The Gould Evans San Francisco studio is located near the Highway 101 Central Freeway overpass: a noisy, smoggy, car-centric barrier between the SOMA and Mission neighborhoods. In 2018, we started brainstorming ideas for integrating the overpass to better serve the neighborhood. And, because Covid-19 is exacerbating the need for safe, equitable open public space – we’re seeing this piece of urban infrastructure through a new lens. How can a freeway be rethought to reduce our city’s carbon footprint? What does a truly integrated, equitable public space look like? And, what aspects does it need to make all members of the community feel welcome?
Last week, we posed these questions to a virtual audience of over 200 at San Francisco Design Week. Joined by San Francisco’s Planning Director Rich Hillis, Bob Baum and Sean Zaudke of Gould Evans presented design ideas for the Central Freeway overpass and gathered feedback from community stakeholders.
The design involves removing portions of the ¾ mile stretch of freeway near the I-80 / US-101 to the intersection of Market and Octavia street – allowing for greater sunlight penetration, greening and reduced wind conditions. An elevated pathway then weaves between the upper and lower levels creating new vistas of the city – connecting the north and south ends.

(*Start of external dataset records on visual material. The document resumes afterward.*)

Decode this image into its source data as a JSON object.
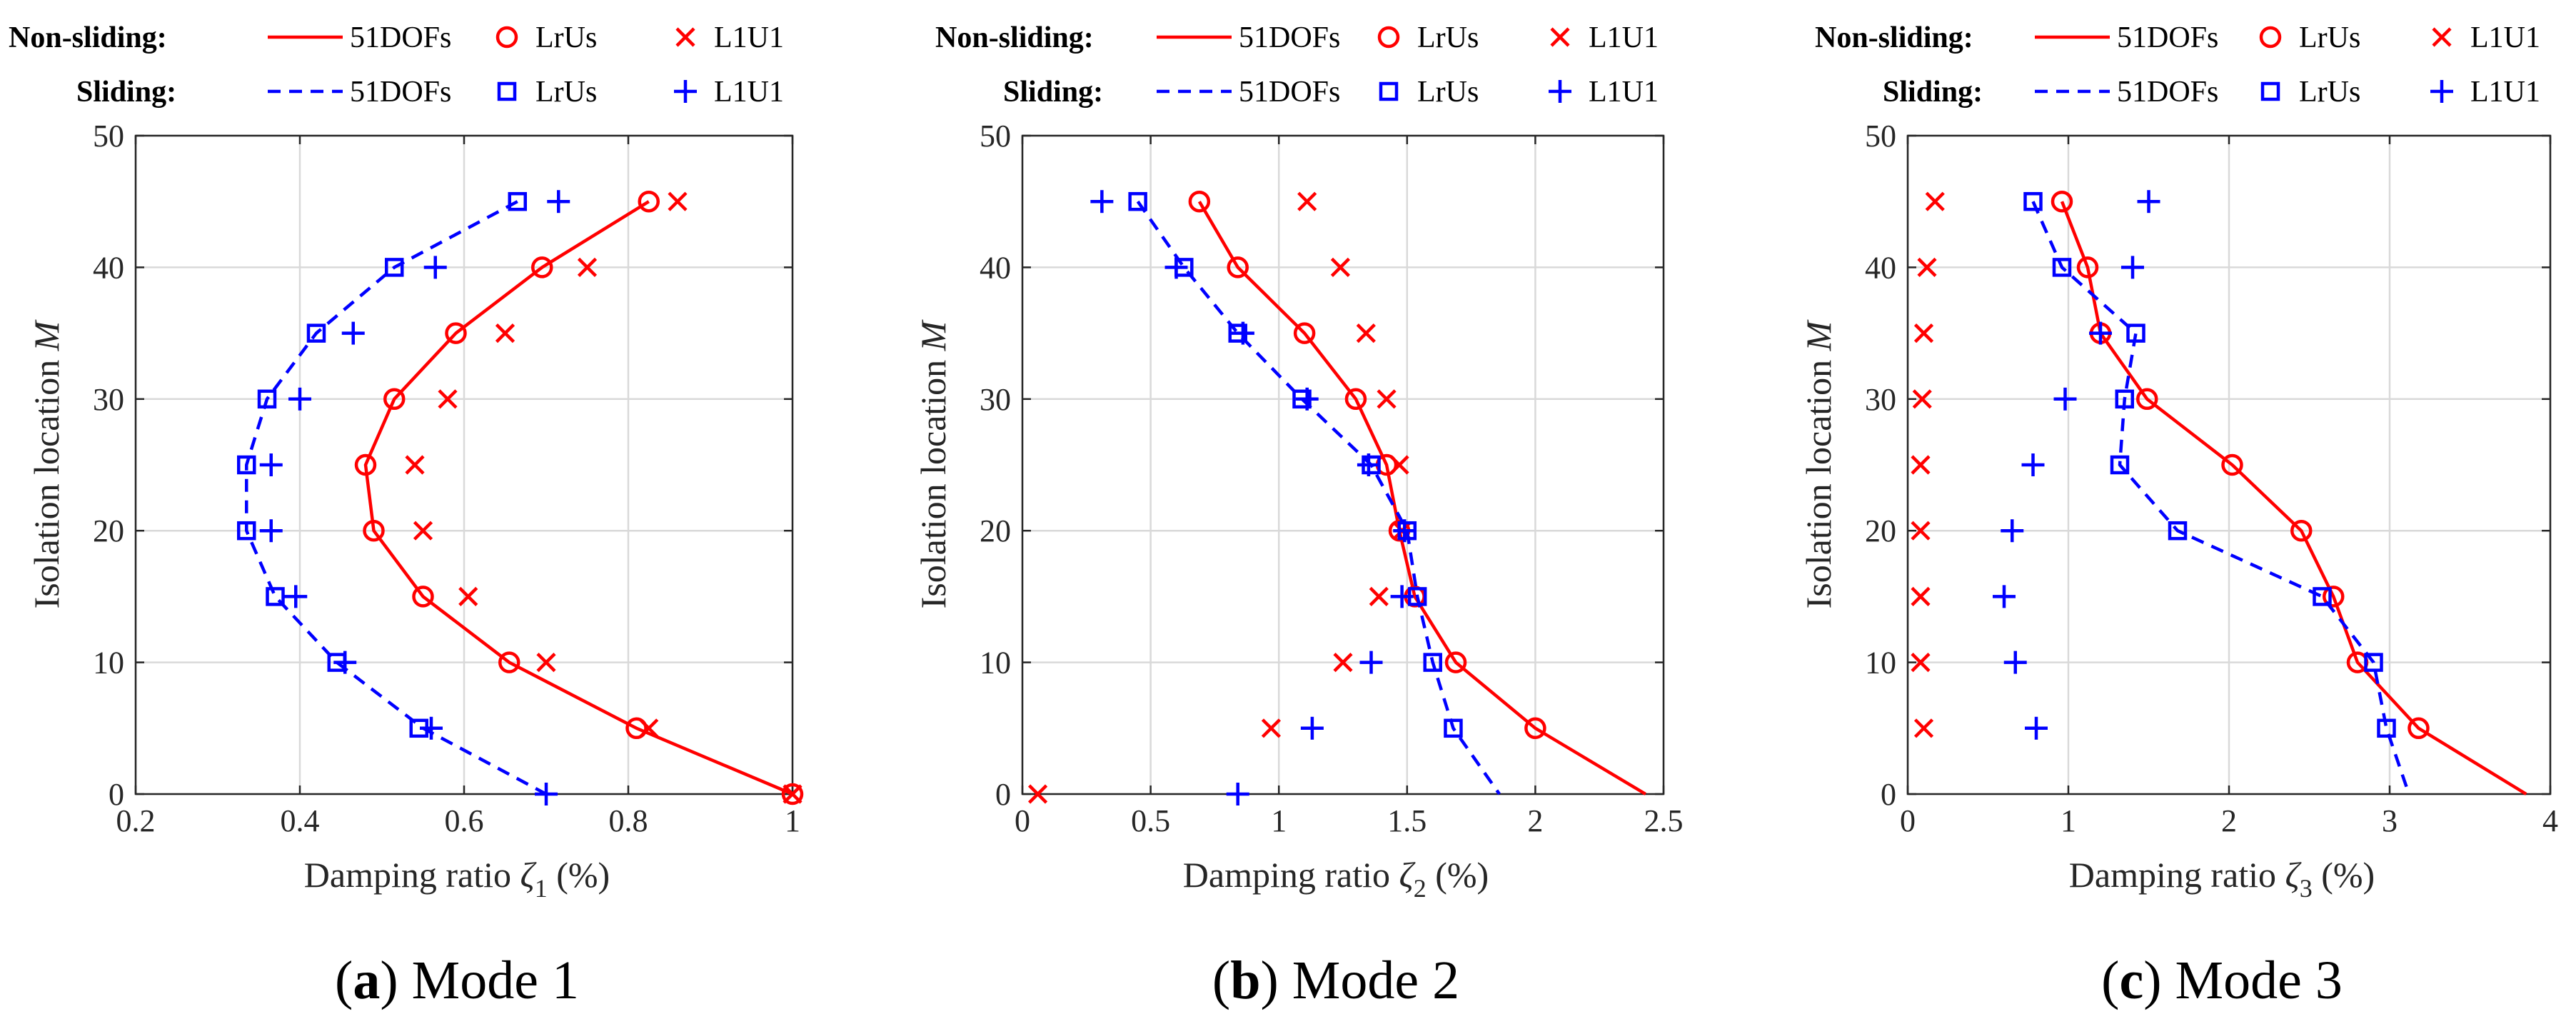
{
  "colors": {
    "non_sliding": "#ff0000",
    "sliding": "#0000ff",
    "axis": "#262626",
    "grid": "#d9d9d9"
  },
  "legend": {
    "non_sliding_header": "Non-sliding:",
    "sliding_header": "Sliding:",
    "series_labels": [
      "51DOFs",
      "LrUs",
      "L1U1"
    ]
  },
  "chart_data": [
    {
      "type": "line",
      "caption_letter": "a",
      "caption_text": "Mode 1",
      "xlabel": "Damping ratio",
      "xlabel_symbol": "ζ",
      "xlabel_subscript": "1",
      "xlabel_unit": "(%)",
      "ylabel": "Isolation location",
      "ylabel_symbol": "M",
      "xlim": [
        0.2,
        1.0
      ],
      "ylim": [
        0,
        50
      ],
      "xticks": [
        0.2,
        0.4,
        0.6,
        0.8,
        1.0
      ],
      "xtick_labels": [
        "0.2",
        "0.4",
        "0.6",
        "0.8",
        "1"
      ],
      "yticks": [
        0,
        10,
        20,
        30,
        40,
        50
      ],
      "ytick_labels": [
        "0",
        "10",
        "20",
        "30",
        "40",
        "50"
      ],
      "grid": true,
      "series": [
        {
          "name": "51DOFs",
          "group": "Non-sliding",
          "style": "solid-line",
          "points": [
            [
              0.825,
              45
            ],
            [
              0.695,
              40
            ],
            [
              0.59,
              35
            ],
            [
              0.515,
              30
            ],
            [
              0.48,
              25
            ],
            [
              0.49,
              20
            ],
            [
              0.55,
              15
            ],
            [
              0.655,
              10
            ],
            [
              0.81,
              5
            ],
            [
              1.0,
              0
            ]
          ]
        },
        {
          "name": "LrUs",
          "group": "Non-sliding",
          "style": "circle",
          "points": [
            [
              0.825,
              45
            ],
            [
              0.695,
              40
            ],
            [
              0.59,
              35
            ],
            [
              0.515,
              30
            ],
            [
              0.48,
              25
            ],
            [
              0.49,
              20
            ],
            [
              0.55,
              15
            ],
            [
              0.655,
              10
            ],
            [
              0.81,
              5
            ],
            [
              1.0,
              0
            ]
          ]
        },
        {
          "name": "L1U1",
          "group": "Non-sliding",
          "style": "x",
          "points": [
            [
              0.86,
              45
            ],
            [
              0.75,
              40
            ],
            [
              0.65,
              35
            ],
            [
              0.58,
              30
            ],
            [
              0.54,
              25
            ],
            [
              0.55,
              20
            ],
            [
              0.605,
              15
            ],
            [
              0.7,
              10
            ],
            [
              0.825,
              5
            ],
            [
              1.0,
              0
            ]
          ]
        },
        {
          "name": "51DOFs",
          "group": "Sliding",
          "style": "dashed-line",
          "points": [
            [
              0.665,
              45
            ],
            [
              0.515,
              40
            ],
            [
              0.42,
              35
            ],
            [
              0.36,
              30
            ],
            [
              0.335,
              25
            ],
            [
              0.335,
              20
            ],
            [
              0.37,
              15
            ],
            [
              0.445,
              10
            ],
            [
              0.55,
              5
            ],
            [
              0.7,
              0
            ]
          ]
        },
        {
          "name": "LrUs",
          "group": "Sliding",
          "style": "square",
          "points": [
            [
              0.665,
              45
            ],
            [
              0.515,
              40
            ],
            [
              0.42,
              35
            ],
            [
              0.36,
              30
            ],
            [
              0.335,
              25
            ],
            [
              0.335,
              20
            ],
            [
              0.37,
              15
            ],
            [
              0.445,
              10
            ],
            [
              0.545,
              5
            ]
          ]
        },
        {
          "name": "L1U1",
          "group": "Sliding",
          "style": "plus",
          "points": [
            [
              0.715,
              45
            ],
            [
              0.565,
              40
            ],
            [
              0.465,
              35
            ],
            [
              0.4,
              30
            ],
            [
              0.365,
              25
            ],
            [
              0.365,
              20
            ],
            [
              0.395,
              15
            ],
            [
              0.455,
              10
            ],
            [
              0.56,
              5
            ],
            [
              0.7,
              0
            ]
          ]
        }
      ]
    },
    {
      "type": "line",
      "caption_letter": "b",
      "caption_text": "Mode 2",
      "xlabel": "Damping ratio",
      "xlabel_symbol": "ζ",
      "xlabel_subscript": "2",
      "xlabel_unit": "(%)",
      "ylabel": "Isolation location",
      "ylabel_symbol": "M",
      "xlim": [
        0,
        2.5
      ],
      "ylim": [
        0,
        50
      ],
      "xticks": [
        0,
        0.5,
        1.0,
        1.5,
        2.0,
        2.5
      ],
      "xtick_labels": [
        "0",
        "0.5",
        "1",
        "1.5",
        "2",
        "2.5"
      ],
      "yticks": [
        0,
        10,
        20,
        30,
        40,
        50
      ],
      "ytick_labels": [
        "0",
        "10",
        "20",
        "30",
        "40",
        "50"
      ],
      "grid": true,
      "series": [
        {
          "name": "51DOFs",
          "group": "Non-sliding",
          "style": "solid-line",
          "points": [
            [
              0.69,
              45
            ],
            [
              0.84,
              40
            ],
            [
              1.1,
              35
            ],
            [
              1.3,
              30
            ],
            [
              1.42,
              25
            ],
            [
              1.47,
              20
            ],
            [
              1.53,
              15
            ],
            [
              1.69,
              10
            ],
            [
              2.0,
              5
            ],
            [
              2.43,
              0
            ]
          ]
        },
        {
          "name": "LrUs",
          "group": "Non-sliding",
          "style": "circle",
          "points": [
            [
              0.69,
              45
            ],
            [
              0.84,
              40
            ],
            [
              1.1,
              35
            ],
            [
              1.3,
              30
            ],
            [
              1.42,
              25
            ],
            [
              1.47,
              20
            ],
            [
              1.53,
              15
            ],
            [
              1.69,
              10
            ],
            [
              2.0,
              5
            ]
          ]
        },
        {
          "name": "L1U1",
          "group": "Non-sliding",
          "style": "x",
          "points": [
            [
              1.11,
              45
            ],
            [
              1.24,
              40
            ],
            [
              1.34,
              35
            ],
            [
              1.42,
              30
            ],
            [
              1.47,
              25
            ],
            [
              1.48,
              20
            ],
            [
              1.39,
              15
            ],
            [
              1.25,
              10
            ],
            [
              0.97,
              5
            ],
            [
              0.06,
              0
            ]
          ]
        },
        {
          "name": "51DOFs",
          "group": "Sliding",
          "style": "dashed-line",
          "points": [
            [
              0.45,
              45
            ],
            [
              0.63,
              40
            ],
            [
              0.84,
              35
            ],
            [
              1.09,
              30
            ],
            [
              1.36,
              25
            ],
            [
              1.5,
              20
            ],
            [
              1.54,
              15
            ],
            [
              1.6,
              10
            ],
            [
              1.68,
              5
            ],
            [
              1.86,
              0
            ]
          ]
        },
        {
          "name": "LrUs",
          "group": "Sliding",
          "style": "square",
          "points": [
            [
              0.45,
              45
            ],
            [
              0.63,
              40
            ],
            [
              0.84,
              35
            ],
            [
              1.09,
              30
            ],
            [
              1.36,
              25
            ],
            [
              1.5,
              20
            ],
            [
              1.54,
              15
            ],
            [
              1.6,
              10
            ],
            [
              1.68,
              5
            ]
          ]
        },
        {
          "name": "L1U1",
          "group": "Sliding",
          "style": "plus",
          "points": [
            [
              0.31,
              45
            ],
            [
              0.6,
              40
            ],
            [
              0.86,
              35
            ],
            [
              1.11,
              30
            ],
            [
              1.35,
              25
            ],
            [
              1.49,
              20
            ],
            [
              1.48,
              15
            ],
            [
              1.36,
              10
            ],
            [
              1.13,
              5
            ],
            [
              0.84,
              0
            ]
          ]
        }
      ]
    },
    {
      "type": "line",
      "caption_letter": "c",
      "caption_text": "Mode 3",
      "xlabel": "Damping ratio",
      "xlabel_symbol": "ζ",
      "xlabel_subscript": "3",
      "xlabel_unit": "(%)",
      "ylabel": "Isolation location",
      "ylabel_symbol": "M",
      "xlim": [
        0,
        4
      ],
      "ylim": [
        0,
        50
      ],
      "xticks": [
        0,
        1,
        2,
        3,
        4
      ],
      "xtick_labels": [
        "0",
        "1",
        "2",
        "3",
        "4"
      ],
      "yticks": [
        0,
        10,
        20,
        30,
        40,
        50
      ],
      "ytick_labels": [
        "0",
        "10",
        "20",
        "30",
        "40",
        "50"
      ],
      "grid": true,
      "series": [
        {
          "name": "51DOFs",
          "group": "Non-sliding",
          "style": "solid-line",
          "points": [
            [
              0.96,
              45
            ],
            [
              1.12,
              40
            ],
            [
              1.2,
              35
            ],
            [
              1.49,
              30
            ],
            [
              2.02,
              25
            ],
            [
              2.45,
              20
            ],
            [
              2.65,
              15
            ],
            [
              2.8,
              10
            ],
            [
              3.18,
              5
            ],
            [
              3.85,
              0
            ]
          ]
        },
        {
          "name": "LrUs",
          "group": "Non-sliding",
          "style": "circle",
          "points": [
            [
              0.96,
              45
            ],
            [
              1.12,
              40
            ],
            [
              1.2,
              35
            ],
            [
              1.49,
              30
            ],
            [
              2.02,
              25
            ],
            [
              2.45,
              20
            ],
            [
              2.65,
              15
            ],
            [
              2.8,
              10
            ],
            [
              3.18,
              5
            ]
          ]
        },
        {
          "name": "L1U1",
          "group": "Non-sliding",
          "style": "x",
          "points": [
            [
              0.17,
              45
            ],
            [
              0.12,
              40
            ],
            [
              0.1,
              35
            ],
            [
              0.09,
              30
            ],
            [
              0.08,
              25
            ],
            [
              0.08,
              20
            ],
            [
              0.08,
              15
            ],
            [
              0.08,
              10
            ],
            [
              0.1,
              5
            ]
          ]
        },
        {
          "name": "51DOFs",
          "group": "Sliding",
          "style": "dashed-line",
          "points": [
            [
              0.78,
              45
            ],
            [
              0.96,
              40
            ],
            [
              1.42,
              35
            ],
            [
              1.35,
              30
            ],
            [
              1.32,
              25
            ],
            [
              1.68,
              20
            ],
            [
              2.58,
              15
            ],
            [
              2.9,
              10
            ],
            [
              2.98,
              5
            ],
            [
              3.12,
              0
            ]
          ]
        },
        {
          "name": "LrUs",
          "group": "Sliding",
          "style": "square",
          "points": [
            [
              0.78,
              45
            ],
            [
              0.96,
              40
            ],
            [
              1.42,
              35
            ],
            [
              1.35,
              30
            ],
            [
              1.32,
              25
            ],
            [
              1.68,
              20
            ],
            [
              2.58,
              15
            ],
            [
              2.9,
              10
            ],
            [
              2.98,
              5
            ]
          ]
        },
        {
          "name": "L1U1",
          "group": "Sliding",
          "style": "plus",
          "points": [
            [
              1.5,
              45
            ],
            [
              1.4,
              40
            ],
            [
              1.2,
              35
            ],
            [
              0.98,
              30
            ],
            [
              0.78,
              25
            ],
            [
              0.65,
              20
            ],
            [
              0.6,
              15
            ],
            [
              0.67,
              10
            ],
            [
              0.8,
              5
            ]
          ]
        }
      ]
    }
  ]
}
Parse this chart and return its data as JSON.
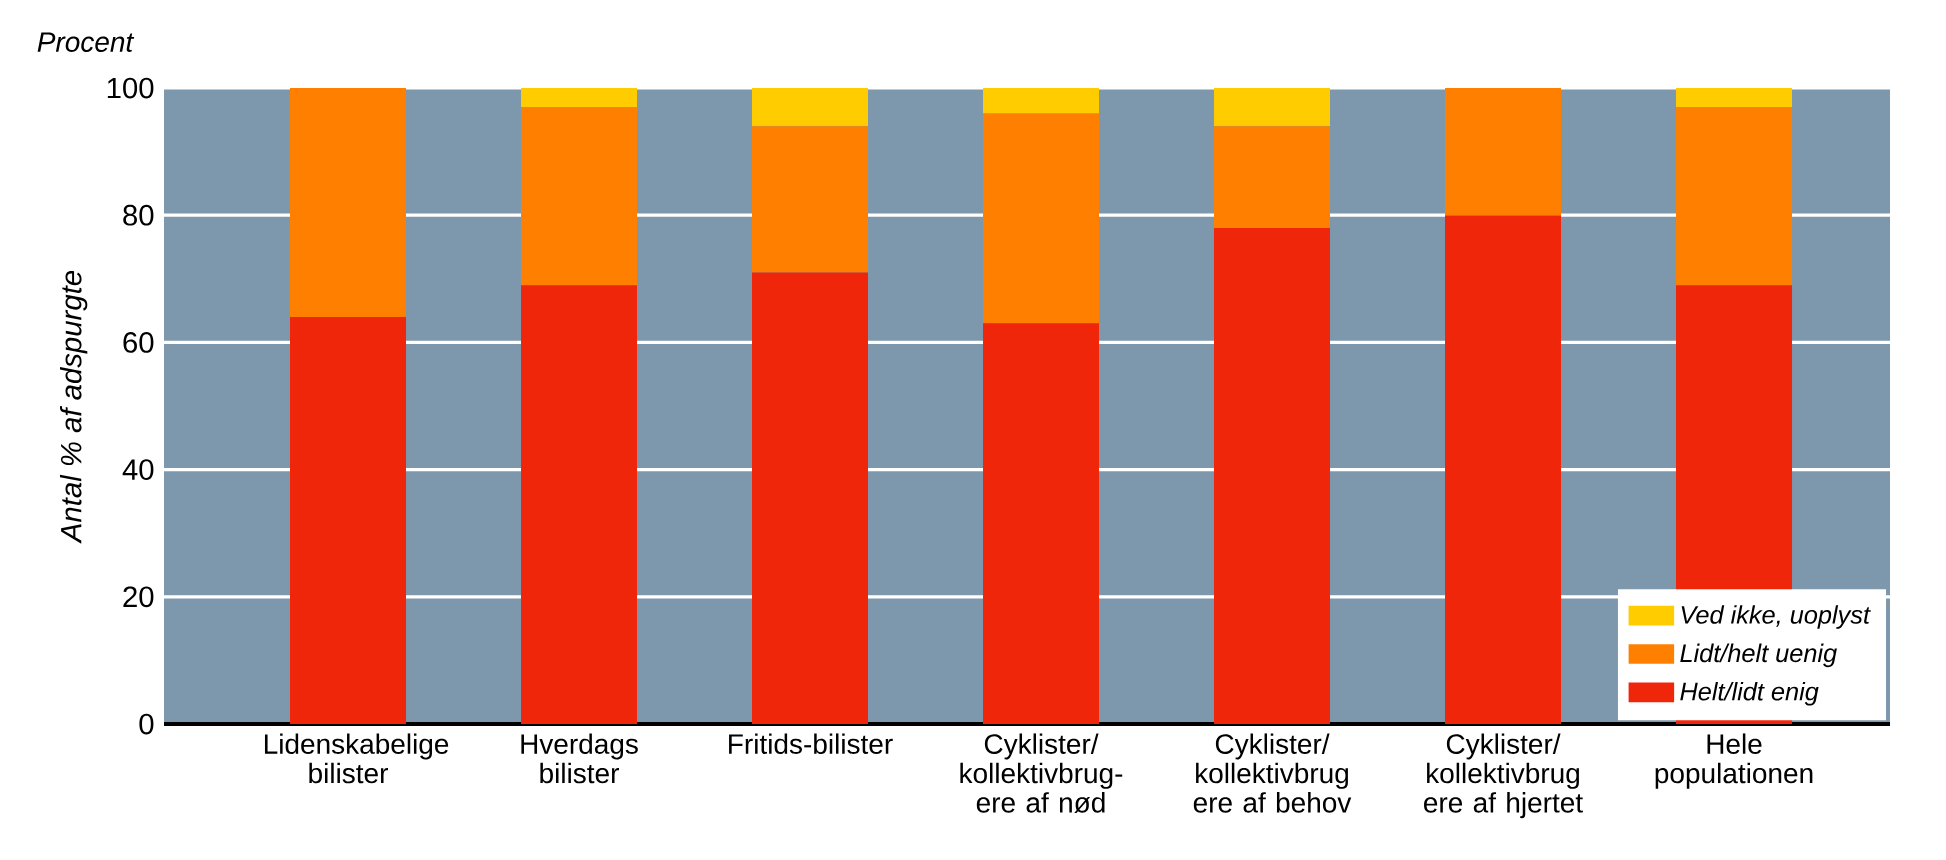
{
  "chart_data": {
    "type": "bar",
    "stacked": true,
    "ylabel": "Antal % af adspurgte",
    "annotations": [
      "Procent"
    ],
    "categories": [
      "Lidenskabelige bilister",
      "Hverdags bilister",
      "Fritids-bilister",
      "Cyklister/ kollektivbrug-ere af nød",
      "Cyklister/ kollektivbrug ere af behov",
      "Cyklister/ kollektivbrug ere af hjertet",
      "Hele populationen"
    ],
    "series": [
      {
        "name": "Helt/lidt enig",
        "color": "#f0260a",
        "values": [
          64,
          69,
          71,
          63,
          78,
          80,
          69
        ]
      },
      {
        "name": "Lidt/helt uenig",
        "color": "#ff8000",
        "values": [
          36,
          28,
          23,
          33,
          16,
          20,
          28
        ]
      },
      {
        "name": "Ved ikke, uoplyst",
        "color": "#ffcc00",
        "values": [
          0,
          3,
          6,
          4,
          6,
          0,
          3
        ]
      }
    ],
    "ylim": [
      0,
      100
    ],
    "yticks": [
      0,
      20,
      40,
      60,
      80,
      100
    ],
    "grid": "y",
    "legend": "bottom right"
  }
}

The 90’ ft width and linear shape increases movement and to some extent limits large gatherings, creating a set of “urban lungs” for an otherwise dense area. Opportunities for sports, playgrounds, community arts programs and local food trucks exist throughout.
A commuter rail on the lower level, and solar and wind generators on the upper pathway pavilions, harness the power of sustainable design to help reduce our city’s carbon footprint. On the lower level, the Mission Creek that historically flowed through this area is unearthed and restored. The resulting site, a visually artful landmark, supports ecological and physical wellness.
Historically, repurposing and reintegrating industrial infrastructure leads to dynamic and walkable new neighborhoods. Octavia Boulevard, for example, was transformed from an overpass into a surface boulevard as part of the Central Freeway replacement project. The redesign of the freeway structure itself could have a transformative impact on its surroundings, in terms of generating additional green space and adjacent affordable housing and neighborhood services. For example the nodes created by the upper and lower connections at major intersections could support socially equitable mixed-use housing and green rooftops; benefiting all members of the public.
Of course, this is a conceptual idea; community feedback and extensive studies need to be conducted before moving forward. However, recently – looming issues surrounding residential density, affordability, limited public transit and limited public space opportunities have become critical problems to contend with in San Francisco. Now more than ever, we should consider alternative ways to rethink our urban infrastructure to improve the public realm and keep our citizens safe and healthy.